Tuesday 17 January 2006

17 January 2006

Key services protected in tough budget for National Park

Key services will be protected by the Peak District National Park Authority despite the toughest Government funding settlement in recent years.

The Government’s freeze on all national parks’ funding at last year’s level has meant some very difficult decisions for the Authority, which has had to find ways to save £323,000 to achieve a balanced budget.

Nevertheless, at its provisional budget meeting on Friday (Jan 13), the Authority managed to target extra investment for improvements in key areas, including planning and minerals, while scaling back some non-core services.

Authority chief executive Jim Dixon said: “Thanks to very careful financial management we are able to propose a balanced budget that maintains our key services and ensures we can continue to fulfil our statutory duties.

“However, this has been the toughest Government settlement for national parks for years, and regretfully one result is that we are not able to carry out as much conservation and enhancement in the National Park as we would like.”
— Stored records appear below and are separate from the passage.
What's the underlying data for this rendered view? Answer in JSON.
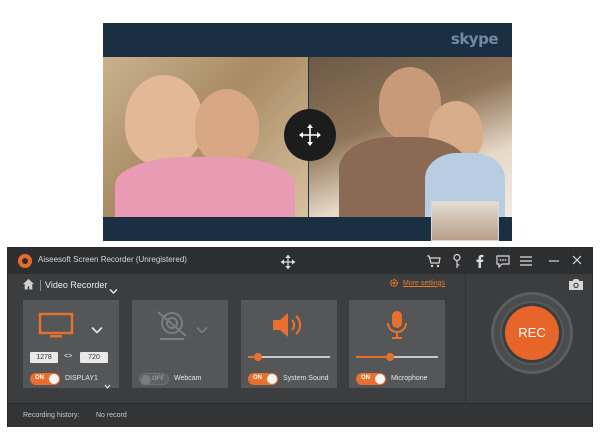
{
  "skype": {
    "logo_text": "skype",
    "move_icon": "move-arrows-icon"
  },
  "app": {
    "title": "Aiseesoft Screen Recorder (Unregistered)",
    "accent_color": "#e8702e"
  },
  "titlebar": {
    "icons": [
      "cart-icon",
      "key-icon",
      "facebook-icon",
      "chat-icon",
      "menu-icon"
    ],
    "window_buttons": [
      "minimize-icon",
      "close-icon"
    ]
  },
  "subheader": {
    "mode_label": "Video Recorder",
    "more_settings_label": "More settings"
  },
  "display": {
    "width": "1278",
    "link": "<>",
    "height": "720",
    "toggle": "ON",
    "label": "DISPLAY1"
  },
  "webcam": {
    "toggle": "OFF",
    "label": "Webcam"
  },
  "system_sound": {
    "toggle": "ON",
    "label": "System Sound",
    "volume": 0.12
  },
  "microphone": {
    "toggle": "ON",
    "label": "Microphone",
    "volume": 0.42
  },
  "rec_button": {
    "label": "REC"
  },
  "status": {
    "history_label": "Recording history:",
    "history_value": "No record"
  }
}
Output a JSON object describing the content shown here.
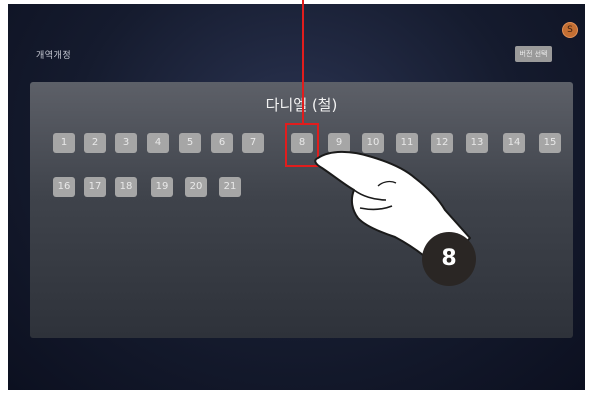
{
  "app": {
    "title": "개역개정"
  },
  "header": {
    "version_label": "버전 선택",
    "close_symbol": "S"
  },
  "book": {
    "title": "다니엘 (철)"
  },
  "chapters": [
    "1",
    "2",
    "3",
    "4",
    "5",
    "6",
    "7",
    "8",
    "9",
    "10",
    "11",
    "12",
    "13",
    "14",
    "15",
    "16",
    "17",
    "18",
    "19",
    "20",
    "21"
  ],
  "selected_chapter": "8",
  "step": {
    "number": "8"
  },
  "colors": {
    "highlight": "#e11d1d",
    "chapter_bg": "#a6a6a6",
    "close_button": "#c46f33",
    "step_badge": "#2a2624"
  }
}
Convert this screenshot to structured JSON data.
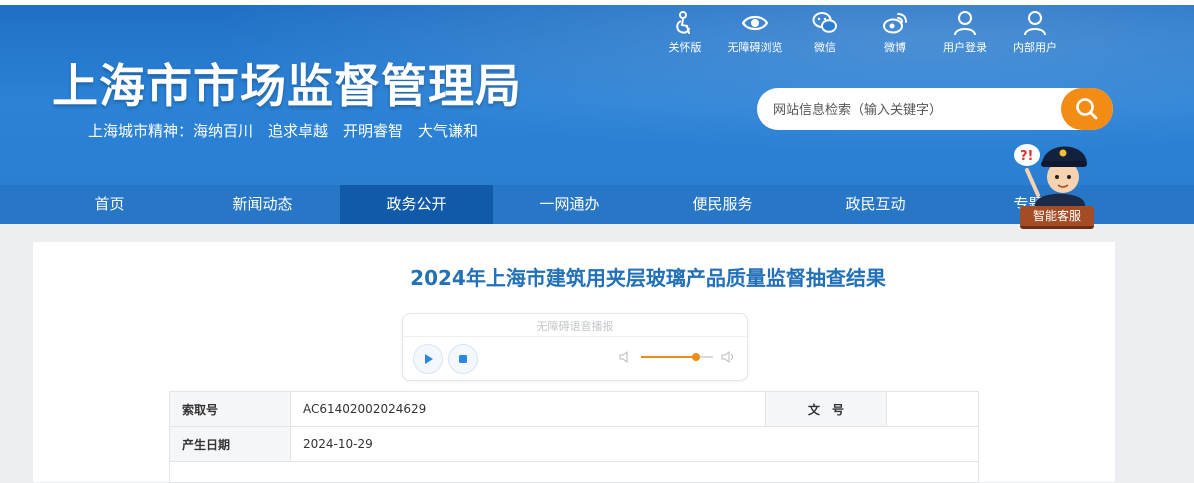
{
  "header": {
    "site_title": "上海市市场监督管理局",
    "slogan": "上海城市精神：海纳百川　追求卓越　开明睿智　大气谦和"
  },
  "toolbar": {
    "items": [
      {
        "label": "关怀版",
        "icon": "care-mode-icon"
      },
      {
        "label": "无障碍浏览",
        "icon": "eye-icon"
      },
      {
        "label": "微信",
        "icon": "wechat-icon"
      },
      {
        "label": "微博",
        "icon": "weibo-icon"
      },
      {
        "label": "用户登录",
        "icon": "user-icon"
      },
      {
        "label": "内部用户",
        "icon": "user-icon"
      }
    ]
  },
  "search": {
    "placeholder": "网站信息检索（输入关键字）"
  },
  "nav": {
    "items": [
      "首页",
      "新闻动态",
      "政务公开",
      "一网通办",
      "便民服务",
      "政民互动",
      "专题"
    ],
    "active": "政务公开"
  },
  "assistant": {
    "label": "智能客服"
  },
  "article": {
    "title": "2024年上海市建筑用夹层玻璃产品质量监督抽查结果"
  },
  "player": {
    "caption": "无障碍语音播报",
    "volume": 0.77
  },
  "meta": {
    "index_label": "索取号",
    "index_value": "AC61402002024629",
    "docno_label": "文　号",
    "docno_value": "",
    "date_label": "产生日期",
    "date_value": "2024-10-29"
  },
  "colors": {
    "header_blue": "#2a7fd2",
    "nav_blue": "#2876c6",
    "nav_active": "#115aa9",
    "title_blue": "#2170b8",
    "accent_orange": "#f28c14"
  }
}
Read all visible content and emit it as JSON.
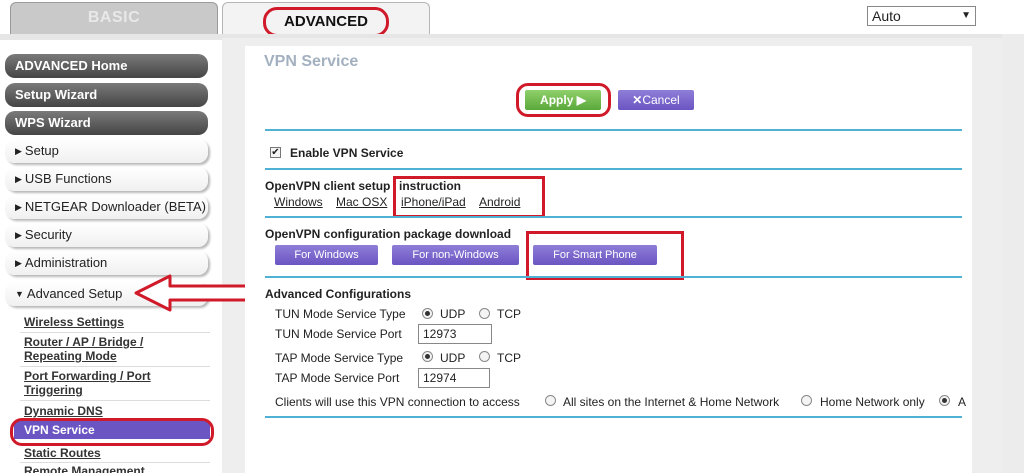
{
  "tabs": {
    "basic": "BASIC",
    "advanced": "ADVANCED"
  },
  "language_select": {
    "value": "Auto"
  },
  "sidebar": {
    "main_items": [
      "ADVANCED Home",
      "Setup Wizard",
      "WPS Wizard"
    ],
    "sections": [
      "Setup",
      "USB Functions",
      "NETGEAR Downloader (BETA)",
      "Security",
      "Administration",
      "Advanced Setup"
    ],
    "advanced_setup_items": [
      "Wireless Settings",
      "Router / AP / Bridge /",
      "Repeating Mode",
      "Port Forwarding / Port",
      "Triggering",
      "Dynamic DNS",
      "VPN Service",
      "Static Routes",
      "Remote Management"
    ]
  },
  "page": {
    "title": "VPN Service",
    "apply_label": "Apply ▶",
    "cancel_label": "Cancel",
    "enable_vpn_label": "Enable VPN Service",
    "enable_vpn_checked": true,
    "client_setup": {
      "label_a": "OpenVPN client setup",
      "label_b": "instruction",
      "links": [
        "Windows",
        "Mac OSX",
        "iPhone/iPad",
        "Android"
      ]
    },
    "config_download": {
      "label": "OpenVPN configuration package download",
      "buttons": [
        "For Windows",
        "For non-Windows",
        "For Smart Phone"
      ]
    },
    "advanced": {
      "heading": "Advanced Configurations",
      "tun_type_label": "TUN Mode Service Type",
      "tun_port_label": "TUN Mode Service Port",
      "tun_port_value": "12973",
      "tap_type_label": "TAP Mode Service Type",
      "tap_port_label": "TAP Mode Service Port",
      "tap_port_value": "12974",
      "udp": "UDP",
      "tcp": "TCP",
      "clients_label": "Clients will use this VPN connection to access",
      "access_options": [
        "All sites on the Internet & Home Network",
        "Home Network only",
        "A"
      ]
    }
  },
  "colors": {
    "accent_red": "#d01a2a",
    "purple": "#6b55c2",
    "green": "#5aa83a",
    "rule_blue": "#4fb1d4"
  }
}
The budget proposals include:

  • Injecting extra funding into planning and minerals (which face increasing challenges).
  • Investing in IT improvements for staff in outlying areas, and continuing to help fund the Moors for the Future project.
  • A freeze on recruitment of paid part-time patrol rangers – though volunteer rangers will continue to be recruited and trained.
  • A gradual transfer of suitable farms from National Park conservation grant-schemes to national (Defra) environmental stewardship schemes.

In addition, some job-vacancies will not be filled, some staff re-deployed, and efficiency-savings found wherever possible. A re-vamp of the Authority’s HQ in Bakewell will be paid for by saving £60,000 a year in the costs of occupying overspill offices, and the Authority is aiming to increase its income – for instance, from Losehill Hall, its centre for environmental learning.

The budget will be finalised at the Authority’s next meeting on February 10.

The Authority has expressed serious concern about national parks’ funding to rural affairs minister Jim Knight, arguing that they should be treated the same as other local authorities, which will receive a 4.5% increase in 2006-7 and 5% in 2007-8.

Britain’s national parks are funded directly by Government grant from Defra, and receive no funding via the council tax or other local taxes.